На мне теперь лежала неприятная задача сообщить семьям Сорелла, Уитона и Лаудера, что их мужчины не вернутся домой. Мне невыносима была мысль говорить им это в лицо, поэтому я написал письма, в которых полностью и откровенно изложил ситуацию.
Оставалась только Дорис. Как и другие, она, без сомнения, лелеяла надежду, что Джимми со временем вновь станет собой, и с ее постоянной помощью и уходом, прежние отношения вернутся. Естественно, для нее было большим потрясением узнать о предпринятом шаге. Дабы смягчить удар, я устроил, чтобы Вера взяла Дорис на один из зимних курортов на Юге, и оставил специальные указания Бет и Андреа позаботиться, чтоб Дорис встречалась с разными молодыми людьми.
После этого я с головой ушел в работу на заводе. Дела, требующие моего личного внимания, накопились сверх всякой меры за время моего частого отсутствия, и в течение следующего месяца я был занят только ими.
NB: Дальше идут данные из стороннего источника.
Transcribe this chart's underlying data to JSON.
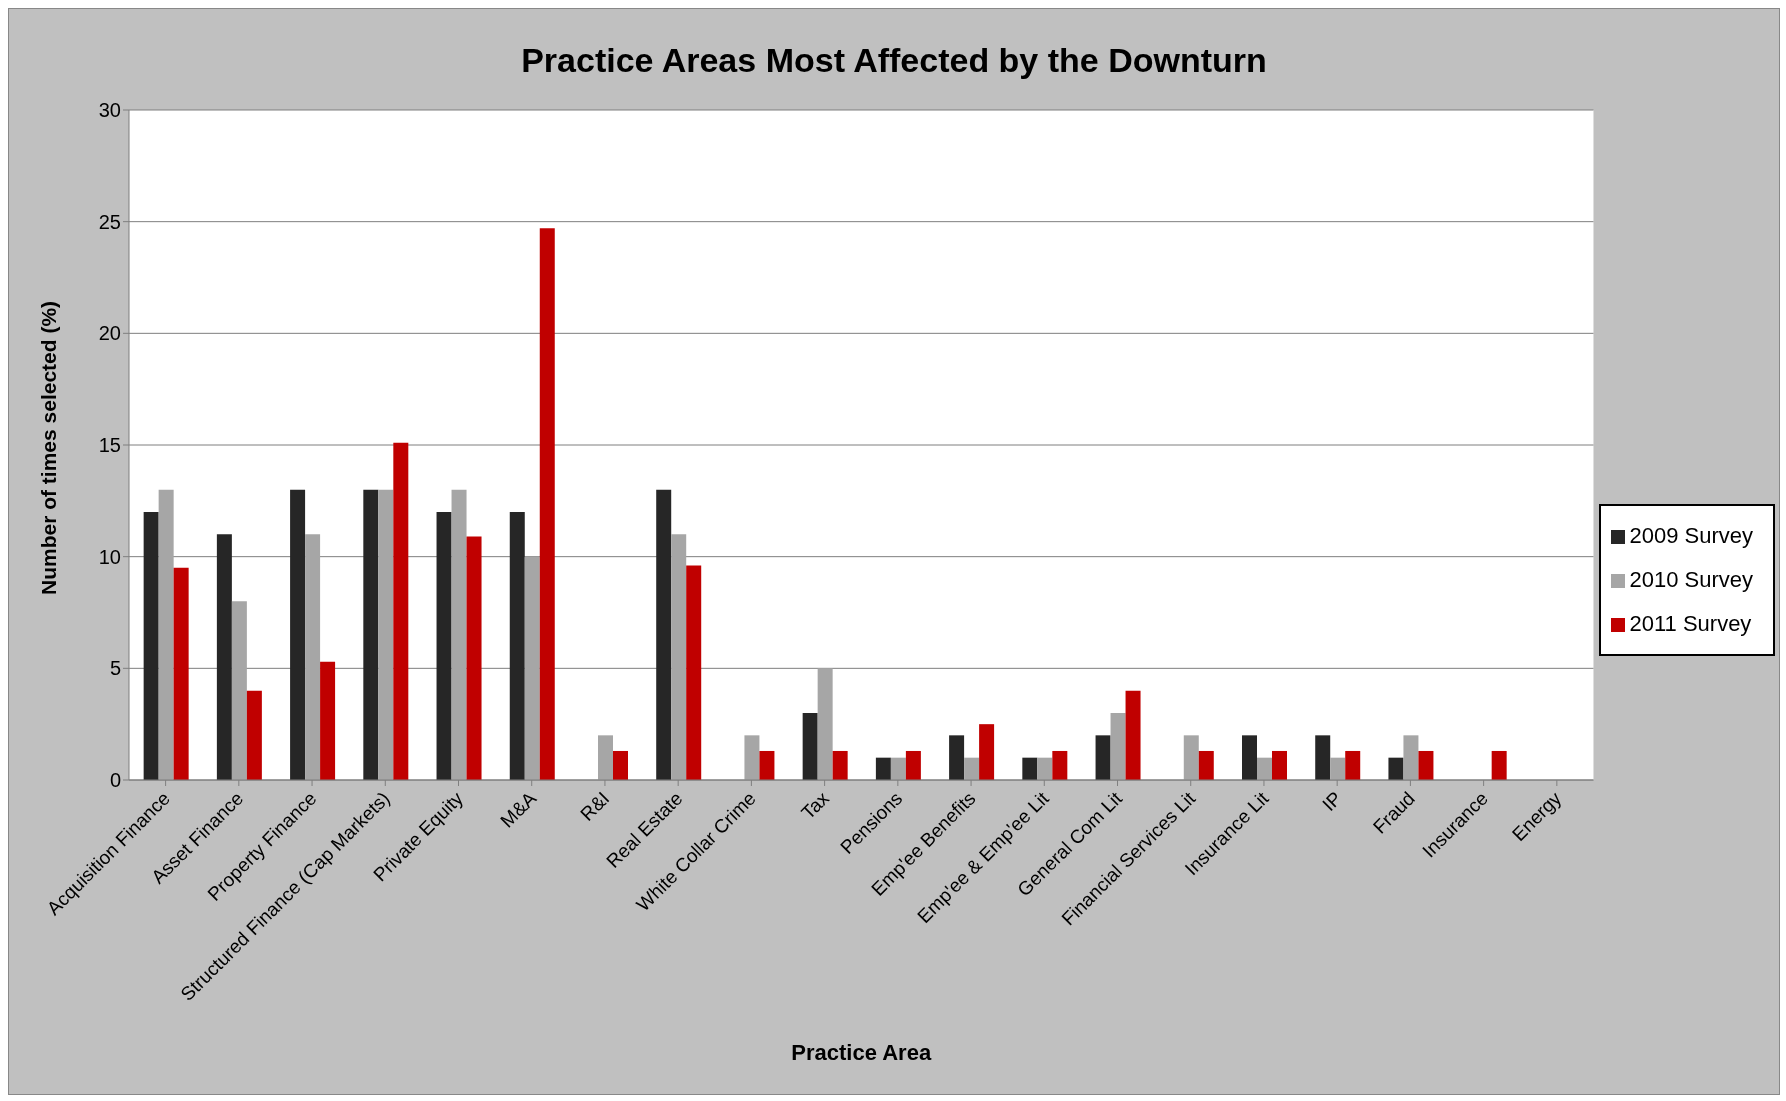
{
  "chart_data": {
    "type": "bar",
    "title": "Practice Areas Most Affected by the Downturn",
    "xlabel": "Practice Area",
    "ylabel": "Number of times selected (%)",
    "categories": [
      "Acquisition Finance",
      "Asset Finance",
      "Property Finance",
      "Structured Finance (Cap Markets)",
      "Private Equity",
      "M&A",
      "R&I",
      "Real Estate",
      "White Collar Crime",
      "Tax",
      "Pensions",
      "Emp'ee Benefits",
      "Emp'ee & Emp'ee Lit",
      "General Com Lit",
      "Financial Services Lit",
      "Insurance Lit",
      "IP",
      "Fraud",
      "Insurance",
      "Energy"
    ],
    "series": [
      {
        "name": "2009 Survey",
        "color": "#262626",
        "values": [
          12,
          11,
          13,
          13,
          12,
          12,
          null,
          13,
          null,
          3,
          1,
          2,
          1,
          2,
          null,
          2,
          2,
          1,
          null,
          null
        ]
      },
      {
        "name": "2010 Survey",
        "color": "#a6a6a6",
        "values": [
          13,
          8,
          11,
          13,
          13,
          10,
          2,
          11,
          2,
          5,
          1,
          1,
          1,
          3,
          2,
          1,
          1,
          2,
          null,
          null
        ]
      },
      {
        "name": "2011 Survey",
        "color": "#c00000",
        "values": [
          9.5,
          4.0,
          5.3,
          15.1,
          10.9,
          24.7,
          1.3,
          9.6,
          1.3,
          1.3,
          1.3,
          2.5,
          1.3,
          4.0,
          1.3,
          1.3,
          1.3,
          1.3,
          1.3,
          null
        ]
      }
    ],
    "ylim": [
      0,
      30
    ],
    "yticks": [
      0,
      5,
      10,
      15,
      20,
      25,
      30
    ],
    "grid": "y",
    "legend": "right"
  }
}
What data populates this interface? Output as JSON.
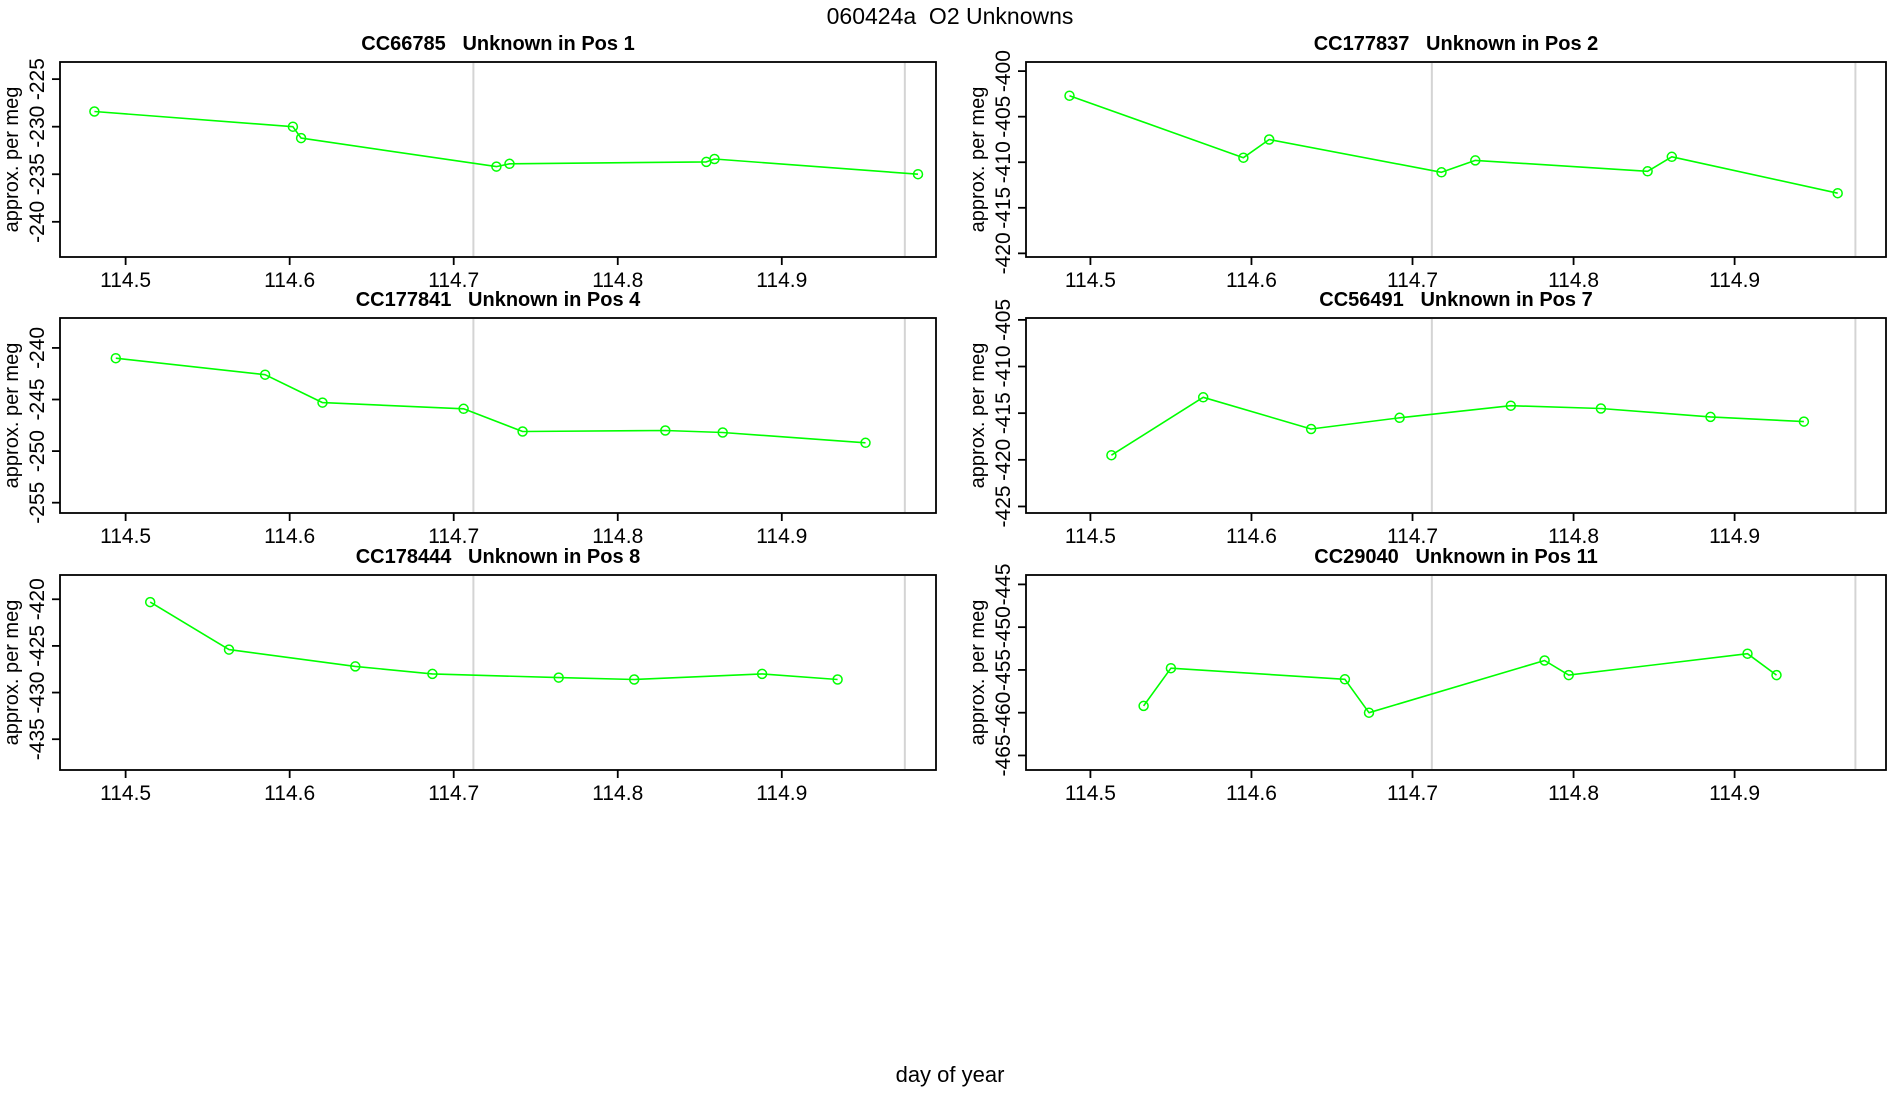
{
  "title": "060424a  O2 Unknowns",
  "xlabel": "day of year",
  "colors": {
    "series": "#00ff00",
    "marker": "#00ff00",
    "vline": "#d4d4d4",
    "axis": "#000000",
    "text": "#000000",
    "background": "#ffffff"
  },
  "chart_data": [
    {
      "type": "line",
      "title": "CC66785   Unknown in Pos 1",
      "sample_id": "CC66785",
      "position_label": "Unknown in Pos 1",
      "ylabel": "approx. per meg",
      "x": [
        114.481,
        114.602,
        114.607,
        114.726,
        114.734,
        114.854,
        114.859,
        114.983
      ],
      "y": [
        -228.4,
        -230.0,
        -231.2,
        -234.2,
        -233.9,
        -233.7,
        -233.4,
        -235.0
      ],
      "xlim": [
        114.46,
        114.994
      ],
      "ylim": [
        -243.7,
        -223.2
      ],
      "x_ticks": [
        114.5,
        114.6,
        114.7,
        114.8,
        114.9
      ],
      "y_ticks": [
        -225,
        -230,
        -235,
        -240
      ],
      "vlines": [
        114.712,
        114.975
      ],
      "marker": "open-circle",
      "grid": false,
      "legend": null
    },
    {
      "type": "line",
      "title": "CC177837   Unknown in Pos 2",
      "sample_id": "CC177837",
      "position_label": "Unknown in Pos 2",
      "ylabel": "approx. per meg",
      "x": [
        114.487,
        114.595,
        114.611,
        114.718,
        114.739,
        114.846,
        114.861,
        114.964
      ],
      "y": [
        -402.7,
        -409.5,
        -407.5,
        -411.1,
        -409.8,
        -411.0,
        -409.4,
        -413.4
      ],
      "xlim": [
        114.46,
        114.994
      ],
      "ylim": [
        -420.4,
        -399.0
      ],
      "x_ticks": [
        114.5,
        114.6,
        114.7,
        114.8,
        114.9
      ],
      "y_ticks": [
        -400,
        -405,
        -410,
        -415,
        -420
      ],
      "vlines": [
        114.712,
        114.975
      ],
      "marker": "open-circle",
      "grid": false,
      "legend": null
    },
    {
      "type": "line",
      "title": "CC177841   Unknown in Pos 4",
      "sample_id": "CC177841",
      "position_label": "Unknown in Pos 4",
      "ylabel": "approx. per meg",
      "x": [
        114.494,
        114.585,
        114.62,
        114.706,
        114.742,
        114.829,
        114.864,
        114.951
      ],
      "y": [
        -241.0,
        -242.6,
        -245.3,
        -245.9,
        -248.1,
        -248.0,
        -248.2,
        -249.2
      ],
      "xlim": [
        114.46,
        114.994
      ],
      "ylim": [
        -256.0,
        -237.1
      ],
      "x_ticks": [
        114.5,
        114.6,
        114.7,
        114.8,
        114.9
      ],
      "y_ticks": [
        -240,
        -245,
        -250,
        -255
      ],
      "vlines": [
        114.712,
        114.975
      ],
      "marker": "open-circle",
      "grid": false,
      "legend": null
    },
    {
      "type": "line",
      "title": "CC56491   Unknown in Pos 7",
      "sample_id": "CC56491",
      "position_label": "Unknown in Pos 7",
      "ylabel": "approx. per meg",
      "x": [
        114.513,
        114.57,
        114.637,
        114.692,
        114.761,
        114.817,
        114.885,
        114.943
      ],
      "y": [
        -419.5,
        -413.3,
        -416.7,
        -415.5,
        -414.2,
        -414.5,
        -415.4,
        -415.9
      ],
      "xlim": [
        114.46,
        114.994
      ],
      "ylim": [
        -425.7,
        -404.8
      ],
      "x_ticks": [
        114.5,
        114.6,
        114.7,
        114.8,
        114.9
      ],
      "y_ticks": [
        -405,
        -410,
        -415,
        -420,
        -425
      ],
      "vlines": [
        114.712,
        114.975
      ],
      "marker": "open-circle",
      "grid": false,
      "legend": null
    },
    {
      "type": "line",
      "title": "CC178444   Unknown in Pos 8",
      "sample_id": "CC178444",
      "position_label": "Unknown in Pos 8",
      "ylabel": "approx. per meg",
      "x": [
        114.515,
        114.563,
        114.64,
        114.687,
        114.764,
        114.81,
        114.888,
        114.934
      ],
      "y": [
        -420.3,
        -425.4,
        -427.2,
        -428.0,
        -428.4,
        -428.6,
        -428.0,
        -428.6
      ],
      "xlim": [
        114.46,
        114.994
      ],
      "ylim": [
        -438.3,
        -417.4
      ],
      "x_ticks": [
        114.5,
        114.6,
        114.7,
        114.8,
        114.9
      ],
      "y_ticks": [
        -420,
        -425,
        -430,
        -435
      ],
      "vlines": [
        114.712,
        114.975
      ],
      "marker": "open-circle",
      "grid": false,
      "legend": null
    },
    {
      "type": "line",
      "title": "CC29040   Unknown in Pos 11",
      "sample_id": "CC29040",
      "position_label": "Unknown in Pos 11",
      "ylabel": "approx. per meg",
      "x": [
        114.533,
        114.55,
        114.658,
        114.673,
        114.782,
        114.797,
        114.908,
        114.926
      ],
      "y": [
        -459.2,
        -454.8,
        -456.1,
        -460.0,
        -453.9,
        -455.6,
        -453.1,
        -455.6
      ],
      "xlim": [
        114.46,
        114.994
      ],
      "ylim": [
        -466.7,
        -443.9
      ],
      "x_ticks": [
        114.5,
        114.6,
        114.7,
        114.8,
        114.9
      ],
      "y_ticks": [
        -445,
        -450,
        -455,
        -460,
        -465
      ],
      "vlines": [
        114.712,
        114.975
      ],
      "marker": "open-circle",
      "grid": false,
      "legend": null
    }
  ]
}
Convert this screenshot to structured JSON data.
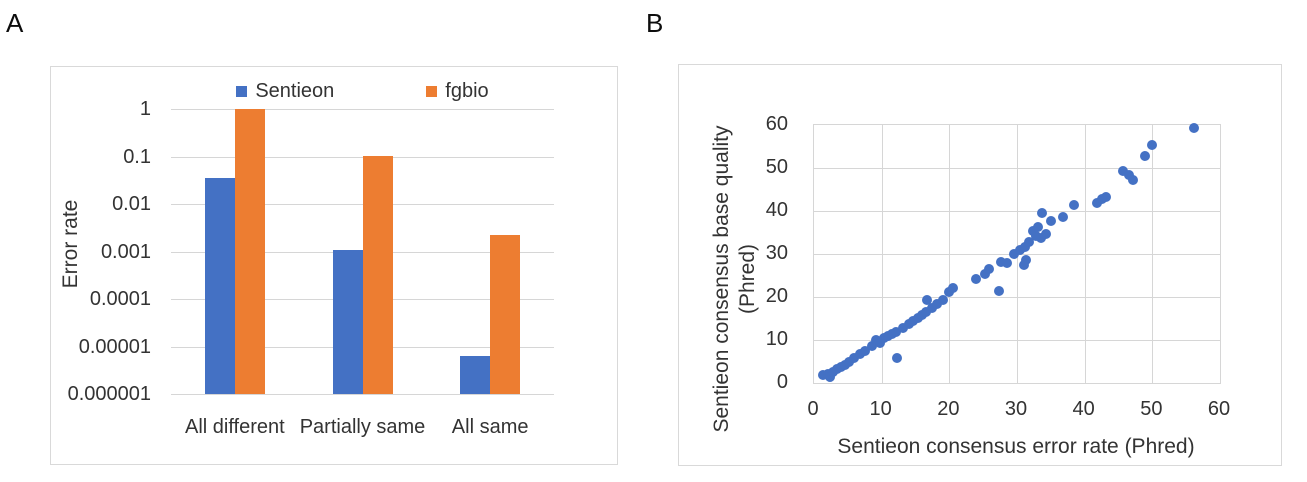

Наконец, дела были приведены в порядок, и мной завладело беспокойство. Мне было любопытно узнать, что происходит в висконсинском имении, да к тому же, хотелось увидеть Трейна и Роуи. Решив, что мне самому требуется небольшой отпуск, я собрал чемодан и направил нос своего самолета в сторону Висконсина.
Трейн встретил меня в дверях по приезде. Его бурные приветствия показались мне странными.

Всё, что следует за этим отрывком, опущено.